Swiss private bank Julius Baer is to buy Bank of America's Merrill Lynch private bank outside the United States, paying 860 million Swiss francs ($882 million) to boost its assets under management by 40 percent and backing the deal with plans to raise 1.19 billion francs in new capital.

The acquisition, the latest in a string of purchases for deal-hungry Baer, is the bank's most assertive move since it bought Ehinger Armand von Ernst, Ferrier Lullin & Cie, BDL Banco di Lugano and asset manager GAM for 5.6 billion francs from UBS in 2005.

But the cost of the deal including the new capital requirements, was taken badly by investors, who sent the shares sharply lower in early trading.

Baer said that while it has 530 million francs in cash to help fund the deal it also intends to raise 750 million francs in a rights issue and in addition will grant Bank of America of 240 million francs worth of shares, making the Charlotte, N.C.-based bank a 3 percent shareholder.

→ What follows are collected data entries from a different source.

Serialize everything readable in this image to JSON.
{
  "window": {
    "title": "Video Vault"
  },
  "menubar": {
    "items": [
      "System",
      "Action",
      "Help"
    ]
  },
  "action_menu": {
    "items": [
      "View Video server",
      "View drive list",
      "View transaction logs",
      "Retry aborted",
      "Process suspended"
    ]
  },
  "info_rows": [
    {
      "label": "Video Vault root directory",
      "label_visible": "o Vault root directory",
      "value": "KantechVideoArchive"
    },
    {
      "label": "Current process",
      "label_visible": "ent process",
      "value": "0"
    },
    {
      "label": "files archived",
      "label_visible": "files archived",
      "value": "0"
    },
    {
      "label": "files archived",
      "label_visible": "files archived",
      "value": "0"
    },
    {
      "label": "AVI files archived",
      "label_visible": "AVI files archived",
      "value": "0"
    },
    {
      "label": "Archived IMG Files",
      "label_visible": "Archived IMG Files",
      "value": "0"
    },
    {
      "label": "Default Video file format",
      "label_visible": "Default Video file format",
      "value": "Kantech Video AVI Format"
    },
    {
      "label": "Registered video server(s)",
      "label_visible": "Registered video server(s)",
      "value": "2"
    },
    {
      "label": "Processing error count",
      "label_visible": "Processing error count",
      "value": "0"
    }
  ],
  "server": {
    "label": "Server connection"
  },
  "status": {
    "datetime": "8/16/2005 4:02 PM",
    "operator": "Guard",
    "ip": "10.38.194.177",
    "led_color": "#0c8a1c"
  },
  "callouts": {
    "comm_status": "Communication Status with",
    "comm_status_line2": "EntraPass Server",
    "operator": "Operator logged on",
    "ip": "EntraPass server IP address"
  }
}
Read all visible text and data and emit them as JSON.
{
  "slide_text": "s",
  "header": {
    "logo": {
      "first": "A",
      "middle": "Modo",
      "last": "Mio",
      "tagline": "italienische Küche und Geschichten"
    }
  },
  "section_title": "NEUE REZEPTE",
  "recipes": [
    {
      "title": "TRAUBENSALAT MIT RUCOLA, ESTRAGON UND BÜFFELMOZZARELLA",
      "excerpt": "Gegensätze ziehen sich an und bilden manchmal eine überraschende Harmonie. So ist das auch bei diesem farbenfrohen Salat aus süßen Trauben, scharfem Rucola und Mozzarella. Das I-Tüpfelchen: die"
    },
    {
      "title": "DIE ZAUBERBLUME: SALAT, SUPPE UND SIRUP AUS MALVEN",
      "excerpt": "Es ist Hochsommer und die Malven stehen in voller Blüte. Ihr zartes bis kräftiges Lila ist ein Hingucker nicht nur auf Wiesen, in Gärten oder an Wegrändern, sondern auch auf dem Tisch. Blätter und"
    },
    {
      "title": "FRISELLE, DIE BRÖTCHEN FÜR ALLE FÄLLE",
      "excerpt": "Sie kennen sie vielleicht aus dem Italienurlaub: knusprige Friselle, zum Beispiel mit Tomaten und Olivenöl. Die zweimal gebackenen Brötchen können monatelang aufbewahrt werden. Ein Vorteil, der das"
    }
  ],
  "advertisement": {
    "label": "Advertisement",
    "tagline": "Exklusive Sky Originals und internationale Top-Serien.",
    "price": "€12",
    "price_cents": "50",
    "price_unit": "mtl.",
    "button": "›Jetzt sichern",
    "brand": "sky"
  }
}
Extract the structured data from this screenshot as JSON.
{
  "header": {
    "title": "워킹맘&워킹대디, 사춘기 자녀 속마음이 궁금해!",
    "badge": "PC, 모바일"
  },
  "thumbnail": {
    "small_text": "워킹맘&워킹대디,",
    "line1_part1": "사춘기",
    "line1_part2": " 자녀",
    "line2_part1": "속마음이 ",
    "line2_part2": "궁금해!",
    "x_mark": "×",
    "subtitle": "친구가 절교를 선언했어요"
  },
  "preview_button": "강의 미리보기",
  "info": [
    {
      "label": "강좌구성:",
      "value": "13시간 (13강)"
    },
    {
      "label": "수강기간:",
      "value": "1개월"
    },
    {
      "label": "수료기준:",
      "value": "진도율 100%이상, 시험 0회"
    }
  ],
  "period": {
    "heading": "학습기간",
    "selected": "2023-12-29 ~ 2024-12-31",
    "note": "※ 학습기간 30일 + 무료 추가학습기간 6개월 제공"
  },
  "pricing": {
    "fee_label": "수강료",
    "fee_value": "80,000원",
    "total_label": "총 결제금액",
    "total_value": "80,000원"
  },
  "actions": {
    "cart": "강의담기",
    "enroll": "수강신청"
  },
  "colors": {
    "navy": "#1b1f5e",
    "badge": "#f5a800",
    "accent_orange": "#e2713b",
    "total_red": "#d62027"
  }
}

It also plans to raise another 200 million francs in hybrid bonds.

The acquisition will also cost around 400 million francs in restructuring, integration and retention costs, the bank said, but will boost its assets under management by 40 percent to 251 billion Swiss francs and add to earnings from the third full year after closing.

From 2015, Julius Baer targets net new money inflows of up to 6 percent, a cost-income ratio of between 65 percent and 70 percent, and a pretax profit margin of up to 35 basis points.

Merrill Lynch's international private bank's cost-income ratio was 105 percent and it pulled in only a 1 percent rise in net new money in 2011, Baer said.